Iggy lost, and they did.
The beneficiaries of the largess affectionately known as Gaddifi Engineering for their ties to the former dictator promptly sold the tech to the Chinese, who now have 3 Candu reactor projects on the go.
Indians have basically reverse-engineered the CANDU heavy water reactor. They are building their own, have some advanced designs and state that they will export them (some day).
Canada still has a good shot at working with the Chinese … the fuel-burning modification to the EC6 (forgot the name).
Still think CANDU may be the most impressive technology developed in Canada.

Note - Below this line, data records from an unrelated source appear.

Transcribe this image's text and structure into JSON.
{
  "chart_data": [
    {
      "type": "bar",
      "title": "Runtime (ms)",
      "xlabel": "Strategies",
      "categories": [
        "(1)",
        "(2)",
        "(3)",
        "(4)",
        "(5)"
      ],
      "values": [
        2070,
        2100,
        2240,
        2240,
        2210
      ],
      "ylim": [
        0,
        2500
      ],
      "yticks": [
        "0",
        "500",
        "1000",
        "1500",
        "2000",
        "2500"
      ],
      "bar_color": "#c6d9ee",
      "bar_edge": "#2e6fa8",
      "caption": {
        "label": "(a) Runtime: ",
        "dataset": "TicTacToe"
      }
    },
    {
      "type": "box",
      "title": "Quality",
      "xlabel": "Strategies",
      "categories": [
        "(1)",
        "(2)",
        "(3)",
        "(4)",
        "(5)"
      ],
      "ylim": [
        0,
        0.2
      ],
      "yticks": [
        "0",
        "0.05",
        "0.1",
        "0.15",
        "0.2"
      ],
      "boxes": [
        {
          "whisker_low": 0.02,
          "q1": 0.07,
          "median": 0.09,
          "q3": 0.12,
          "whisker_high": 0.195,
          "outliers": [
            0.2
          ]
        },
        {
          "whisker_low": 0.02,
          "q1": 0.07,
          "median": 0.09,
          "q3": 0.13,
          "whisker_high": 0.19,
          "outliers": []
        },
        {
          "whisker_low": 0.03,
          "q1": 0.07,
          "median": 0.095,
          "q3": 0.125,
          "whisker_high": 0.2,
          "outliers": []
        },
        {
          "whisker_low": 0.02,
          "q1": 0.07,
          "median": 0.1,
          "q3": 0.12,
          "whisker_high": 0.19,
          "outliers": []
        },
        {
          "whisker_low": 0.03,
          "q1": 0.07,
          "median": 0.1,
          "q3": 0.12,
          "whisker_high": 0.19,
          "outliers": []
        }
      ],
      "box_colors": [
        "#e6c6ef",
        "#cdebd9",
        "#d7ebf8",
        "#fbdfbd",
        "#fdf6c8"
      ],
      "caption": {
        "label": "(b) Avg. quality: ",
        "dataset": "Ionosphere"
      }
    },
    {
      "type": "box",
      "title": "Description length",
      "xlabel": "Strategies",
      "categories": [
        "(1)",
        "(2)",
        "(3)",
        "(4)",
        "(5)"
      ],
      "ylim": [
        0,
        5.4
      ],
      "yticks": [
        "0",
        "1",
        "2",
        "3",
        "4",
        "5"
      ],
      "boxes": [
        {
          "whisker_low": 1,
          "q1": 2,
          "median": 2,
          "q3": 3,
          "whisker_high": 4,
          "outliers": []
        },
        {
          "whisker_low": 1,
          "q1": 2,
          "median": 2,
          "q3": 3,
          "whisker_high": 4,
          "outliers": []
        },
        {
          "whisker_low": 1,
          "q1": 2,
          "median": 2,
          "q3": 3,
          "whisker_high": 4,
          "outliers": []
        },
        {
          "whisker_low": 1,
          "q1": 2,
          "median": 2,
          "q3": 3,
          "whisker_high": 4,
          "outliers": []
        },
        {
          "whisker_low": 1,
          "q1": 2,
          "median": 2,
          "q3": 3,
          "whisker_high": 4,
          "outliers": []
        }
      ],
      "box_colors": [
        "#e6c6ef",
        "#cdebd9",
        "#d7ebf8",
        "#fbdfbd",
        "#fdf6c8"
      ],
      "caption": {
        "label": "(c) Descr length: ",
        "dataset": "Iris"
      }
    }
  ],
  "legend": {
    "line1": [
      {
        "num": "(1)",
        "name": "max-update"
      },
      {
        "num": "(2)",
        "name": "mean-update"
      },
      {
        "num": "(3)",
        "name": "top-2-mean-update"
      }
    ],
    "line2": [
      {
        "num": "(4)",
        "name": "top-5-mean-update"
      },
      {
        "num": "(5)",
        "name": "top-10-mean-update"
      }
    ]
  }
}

I think it would be better served to write “It is the invisible fear of radiation that keeps Namie empty”. The levels of exposure are too low to be correctly described as a hazard.

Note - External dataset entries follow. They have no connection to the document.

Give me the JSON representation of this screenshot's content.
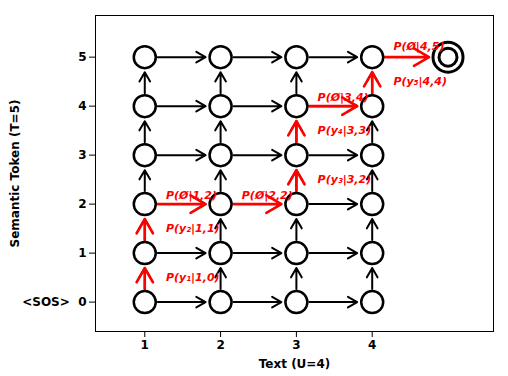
{
  "chart_data": {
    "type": "lattice",
    "xlabel": "Text (U=4)",
    "ylabel": "Semantic Token (T=5)",
    "xlim": [
      0.35,
      5.6
    ],
    "ylim": [
      -0.6,
      5.85
    ],
    "xticks": [
      1,
      2,
      3,
      4
    ],
    "yticks": [
      {
        "value": 0,
        "label": "<SOS>  0"
      },
      1,
      2,
      3,
      4,
      5
    ],
    "nodes": [
      [
        1,
        0
      ],
      [
        2,
        0
      ],
      [
        3,
        0
      ],
      [
        4,
        0
      ],
      [
        1,
        1
      ],
      [
        2,
        1
      ],
      [
        3,
        1
      ],
      [
        4,
        1
      ],
      [
        1,
        2
      ],
      [
        2,
        2
      ],
      [
        3,
        2
      ],
      [
        4,
        2
      ],
      [
        1,
        3
      ],
      [
        2,
        3
      ],
      [
        3,
        3
      ],
      [
        4,
        3
      ],
      [
        1,
        4
      ],
      [
        2,
        4
      ],
      [
        3,
        4
      ],
      [
        4,
        4
      ],
      [
        1,
        5
      ],
      [
        2,
        5
      ],
      [
        3,
        5
      ],
      [
        4,
        5
      ]
    ],
    "terminal_node": [
      5,
      5
    ],
    "edges": {
      "color": "#000000",
      "values": [
        [
          1,
          0,
          2,
          0
        ],
        [
          2,
          0,
          3,
          0
        ],
        [
          3,
          0,
          4,
          0
        ],
        [
          1,
          1,
          2,
          1
        ],
        [
          2,
          1,
          3,
          1
        ],
        [
          3,
          1,
          4,
          1
        ],
        [
          1,
          2,
          2,
          2
        ],
        [
          3,
          2,
          4,
          2
        ],
        [
          1,
          3,
          2,
          3
        ],
        [
          2,
          3,
          3,
          3
        ],
        [
          3,
          3,
          4,
          3
        ],
        [
          1,
          4,
          2,
          4
        ],
        [
          2,
          4,
          3,
          4
        ],
        [
          3,
          4,
          4,
          4
        ],
        [
          1,
          5,
          2,
          5
        ],
        [
          2,
          5,
          3,
          5
        ],
        [
          3,
          5,
          4,
          5
        ],
        [
          1,
          0,
          1,
          1
        ],
        [
          2,
          0,
          2,
          1
        ],
        [
          3,
          0,
          3,
          1
        ],
        [
          4,
          0,
          4,
          1
        ],
        [
          1,
          1,
          1,
          2
        ],
        [
          2,
          1,
          2,
          2
        ],
        [
          3,
          1,
          3,
          2
        ],
        [
          4,
          1,
          4,
          2
        ],
        [
          1,
          2,
          1,
          3
        ],
        [
          2,
          2,
          2,
          3
        ],
        [
          3,
          2,
          3,
          3
        ],
        [
          4,
          2,
          4,
          3
        ],
        [
          1,
          3,
          1,
          4
        ],
        [
          2,
          3,
          2,
          4
        ],
        [
          3,
          3,
          3,
          4
        ],
        [
          4,
          3,
          4,
          4
        ],
        [
          1,
          4,
          1,
          5
        ],
        [
          2,
          4,
          2,
          5
        ],
        [
          3,
          4,
          3,
          5
        ],
        [
          4,
          4,
          4,
          5
        ]
      ]
    },
    "path": {
      "color": "#ff0000",
      "values": [
        [
          1,
          0,
          1,
          1
        ],
        [
          1,
          1,
          1,
          2
        ],
        [
          1,
          2,
          2,
          2
        ],
        [
          2,
          2,
          3,
          2
        ],
        [
          3,
          2,
          3,
          3
        ],
        [
          3,
          3,
          3,
          4
        ],
        [
          3,
          4,
          4,
          4
        ],
        [
          4,
          4,
          4,
          5
        ],
        [
          4,
          5,
          5,
          5
        ]
      ]
    },
    "annotations": [
      {
        "text": "P(Ø|1,2)",
        "x": 1.28,
        "y": 2.18
      },
      {
        "text": "P(Ø|2,2)",
        "x": 2.28,
        "y": 2.18
      },
      {
        "text": "P(y₂|1,1)",
        "x": 1.28,
        "y": 1.5
      },
      {
        "text": "P(y₁|1,0)",
        "x": 1.28,
        "y": 0.5
      },
      {
        "text": "P(y₃|3,2)",
        "x": 3.28,
        "y": 2.5
      },
      {
        "text": "P(y₄|3,3)",
        "x": 3.28,
        "y": 3.5
      },
      {
        "text": "P(Ø|3,4)",
        "x": 3.28,
        "y": 4.18
      },
      {
        "text": "P(y₅|4,4)",
        "x": 4.28,
        "y": 4.5
      },
      {
        "text": "P(Ø|4,5)",
        "x": 4.28,
        "y": 5.22
      }
    ]
  }
}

Speaking about “involuntary risks”, a few weeks ago, a good friend was almost killed during some surgery by a drug called succinylcholine. He was supposed to wake up within minutes after the surgery but was out for an additional four hours and needed a breathing tube. When he did wake up, he was still completely paralyzed and unable to breathe. Later, he was told that his body could not metabolize that drug. There are much safer drugs with a better safety record, but the patient is never given a choice. I would have chosen morphine which has been safely used for hundreds of years.
It is my understanding that between one and two hundred thousand Americans are killed every year by avoidable medical errors and bad reactions to synthetic drugs.
I googled succinylcholine and found that it worked well 97% of the time and,
“Despite its adverse effects, including life-threatening malignant hyperthermia, hyperkalaemia, and anaphylaxis, it is perennially popular in emergency medicine because it has the fastest onset and shortest duration of action of all muscle relaxants.”